FEARS that the SNP would dominate the 'yes' vote push in the Highlands, ahead of the historic independence ballot in 2014, have eased after the first campaign meeting in Inverness.
About 160 people from all over the region, including a clutch of high profile political figures, attended the Yes Highland event at the weekend.
It came only a fortnight after the Scottish and UK governments finally agreed the terms and date of the referendum after months of haggling.
The Yes Scotland organisation, which is headquartered in Glasgow, had stressed it was not led by the SNP but a pro-independence group involving people from all parties and walks of life.
However, the pro-independence Green Party, which has 140 members in the Highlands, only recently signed up to participate in the cross-party campaign because of concerns the SNP would dominate the proceedings.
Former Green regional MSP Eleanor Scott said she was far happier following the meeting in the city’s Spectrum Centre because her party viewed separation from the UK differently to the SNP.
"I am sufficiently convinced that it is inclusive," she said. "The majority of people were SNP members but there was a sizeable minority who weren’t. We support decentralisation and want to have government as close to the people as possible."
Among the audience were former Highland SNP MSPs John Finnie and Jean Urquhart, who dramatically quit the party in a row about NATO last week but still support independence, the energy minister and Highland MSP Fergus Ewing, the Caithness, Sutherland and Ross MSP Rob Gibson and Highland Council leader Drew Hendry.
Ken Gowans, convener of the SNP’s Inverness city branch, said Liberal Democrat and Labour members who believed in independence were also in attendance along with socialist party representatives.
"A lot of people might think it is a SNP campaign but it’s not, it’s more of a public movement featuring people from all parties and some who are not," he said. "About a quarter of the people there were not members of the SNP, they just believe in independence."
Mr Gowans said the campaign planned to use local supporters as "ambassadors" who would try and influence friends, neighbours and residents to vote yes while sub-groups for people with different interests could be formed.
"There is a whole bunch of people out there who are undecided because there are so many unanswered questions," said the Inverness councillor. "The next two years is important to have a substantive debate. One of the key things is to help people to set up say Anglers for Independence, Golfers for Independence groups and so on."
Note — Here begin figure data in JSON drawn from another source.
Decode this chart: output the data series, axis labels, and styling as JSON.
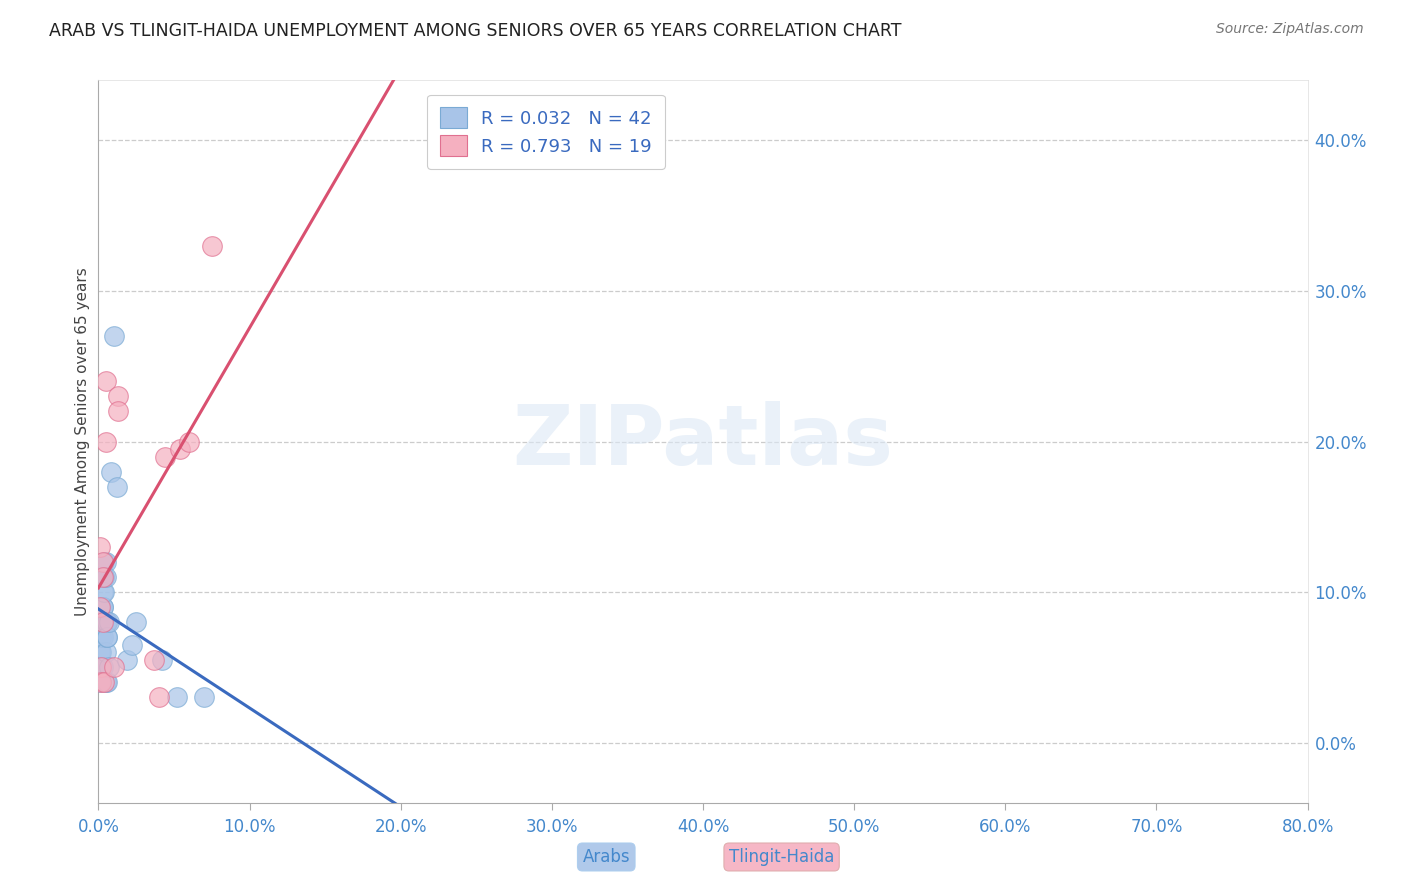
{
  "title": "ARAB VS TLINGIT-HAIDA UNEMPLOYMENT AMONG SENIORS OVER 65 YEARS CORRELATION CHART",
  "source": "Source: ZipAtlas.com",
  "ylabel": "Unemployment Among Seniors over 65 years",
  "xlim": [
    0.0,
    0.8
  ],
  "ylim": [
    -0.04,
    0.44
  ],
  "yticks": [
    0.0,
    0.1,
    0.2,
    0.3,
    0.4
  ],
  "xticks": [
    0.0,
    0.1,
    0.2,
    0.3,
    0.4,
    0.5,
    0.6,
    0.7,
    0.8
  ],
  "arab_color": "#a8c4e8",
  "arab_edge_color": "#7aaad4",
  "tlingit_color": "#f5b0c0",
  "tlingit_edge_color": "#e07090",
  "arab_line_color": "#3a6abf",
  "tlingit_line_color": "#d95070",
  "arab_R": 0.032,
  "arab_N": 42,
  "tlingit_R": 0.793,
  "tlingit_N": 19,
  "watermark": "ZIPatlas",
  "background_color": "#ffffff",
  "grid_color": "#cccccc",
  "arab_x": [
    0.001,
    0.001,
    0.001,
    0.001,
    0.002,
    0.002,
    0.002,
    0.002,
    0.002,
    0.003,
    0.003,
    0.003,
    0.003,
    0.003,
    0.003,
    0.003,
    0.004,
    0.004,
    0.004,
    0.004,
    0.004,
    0.005,
    0.005,
    0.005,
    0.005,
    0.005,
    0.006,
    0.006,
    0.006,
    0.006,
    0.006,
    0.007,
    0.007,
    0.008,
    0.01,
    0.012,
    0.019,
    0.022,
    0.025,
    0.042,
    0.052,
    0.07
  ],
  "arab_y": [
    0.06,
    0.05,
    0.05,
    0.04,
    0.09,
    0.08,
    0.07,
    0.06,
    0.05,
    0.11,
    0.1,
    0.09,
    0.09,
    0.08,
    0.07,
    0.05,
    0.12,
    0.11,
    0.11,
    0.1,
    0.08,
    0.12,
    0.11,
    0.08,
    0.06,
    0.04,
    0.08,
    0.08,
    0.07,
    0.07,
    0.04,
    0.08,
    0.05,
    0.18,
    0.27,
    0.17,
    0.055,
    0.065,
    0.08,
    0.055,
    0.03,
    0.03
  ],
  "tlingit_x": [
    0.001,
    0.001,
    0.002,
    0.002,
    0.003,
    0.003,
    0.003,
    0.004,
    0.005,
    0.005,
    0.01,
    0.013,
    0.013,
    0.037,
    0.04,
    0.044,
    0.054,
    0.06,
    0.075
  ],
  "tlingit_y": [
    0.13,
    0.09,
    0.05,
    0.04,
    0.12,
    0.11,
    0.08,
    0.04,
    0.24,
    0.2,
    0.05,
    0.23,
    0.22,
    0.055,
    0.03,
    0.19,
    0.195,
    0.2,
    0.33
  ],
  "marker_size": 200
}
The rival pro-union Better Together campaign hosted a debate in Lochaber last Friday on the benefits of staying in the UK and Labour regional MSP David Stewart warned there was a real danger of voters being switched off by the lengthy battle ahead.
"It is a crucial constitutional vote but as one SNP member said to me they only need to get lucky once," said Mr Stewart.
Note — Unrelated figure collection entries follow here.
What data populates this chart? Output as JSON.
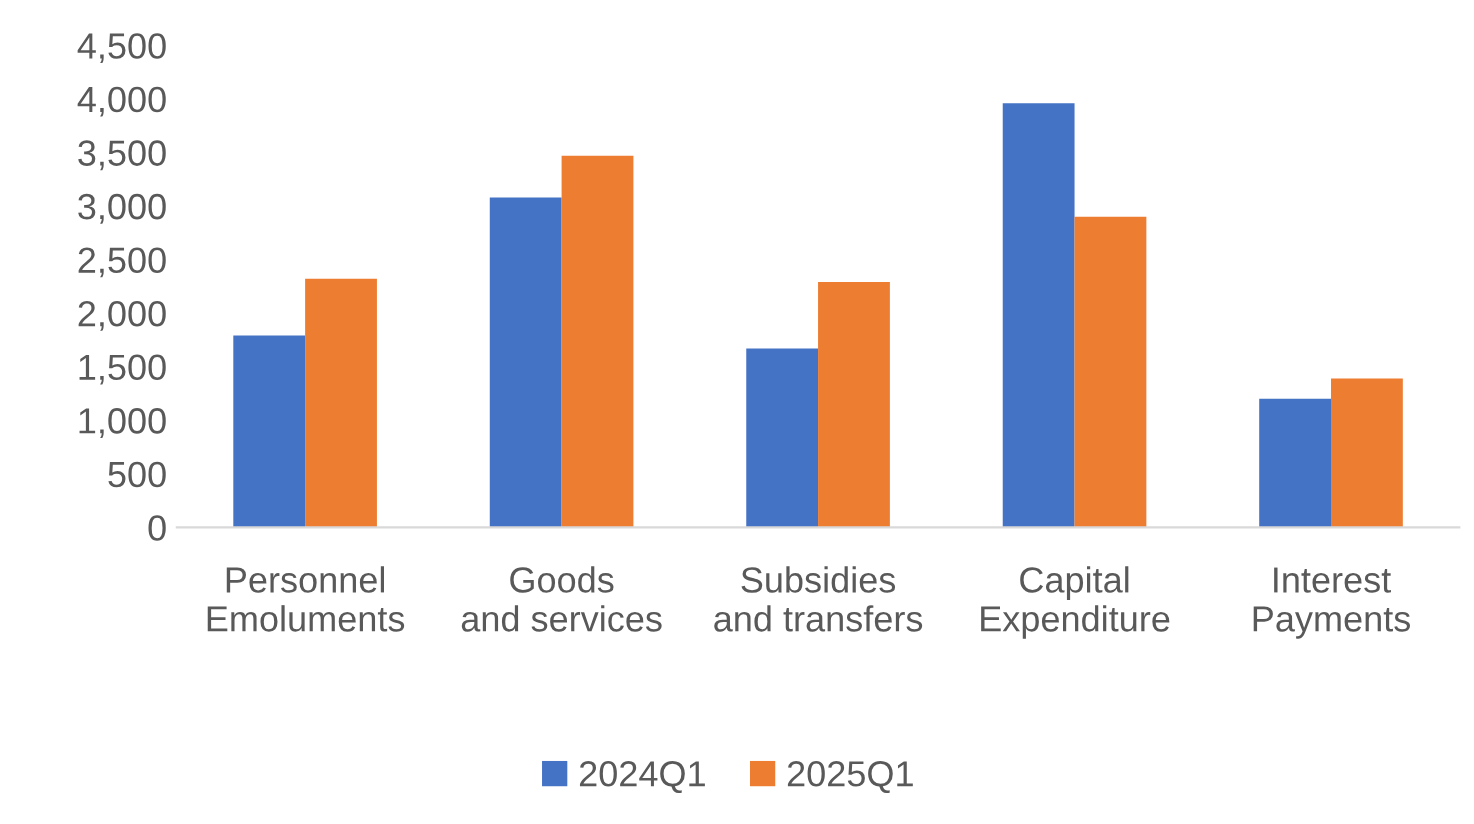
{
  "chart_data": {
    "type": "bar",
    "categories": [
      "Personnel\nEmoluments",
      "Goods\nand services",
      "Subsidies\nand transfers",
      "Capital\nExpenditure",
      "Interest\nPayments"
    ],
    "series": [
      {
        "name": "2024Q1",
        "color": "#4472c4",
        "values": [
          1790,
          3080,
          1670,
          3960,
          1200
        ]
      },
      {
        "name": "2025Q1",
        "color": "#ed7d31",
        "values": [
          2320,
          3470,
          2290,
          2900,
          1390
        ]
      }
    ],
    "ylim": [
      0,
      4500
    ],
    "yticks": [
      {
        "value": 0,
        "label": "0"
      },
      {
        "value": 500,
        "label": "500"
      },
      {
        "value": 1000,
        "label": "1,000"
      },
      {
        "value": 1500,
        "label": "1,500"
      },
      {
        "value": 2000,
        "label": "2,000"
      },
      {
        "value": 2500,
        "label": "2,500"
      },
      {
        "value": 3000,
        "label": "3,000"
      },
      {
        "value": 3500,
        "label": "3,500"
      },
      {
        "value": 4000,
        "label": "4,000"
      },
      {
        "value": 4500,
        "label": "4,500"
      }
    ],
    "grid": false,
    "legend": "bottom"
  }
}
*Meanwhile, it has emerged that the Loch Ness Monster has become embroiled in the yes vote movement.
The world famous monster, who attracts hundreds of thousands of visitors to the region ever year, has unwittingly become politicised. A children’s T-shirt has been produced by Yes Scotland which is emblazoned with the word "Yes" with a picture of a green Nessie-like creature.
Mr Gowans said the garment had proved popular with youngsters and his three-year-old daughter has been proudly wearing her Yessie.
But Mr Stewart said it was unfortunate Nessie had become involved because it showed the yes campaign was already sunk.
Yes Scotland is also selling retro Scotland football type T-shirts with the number 14 on the back while mugs, keyrings and shopping bags have also been made.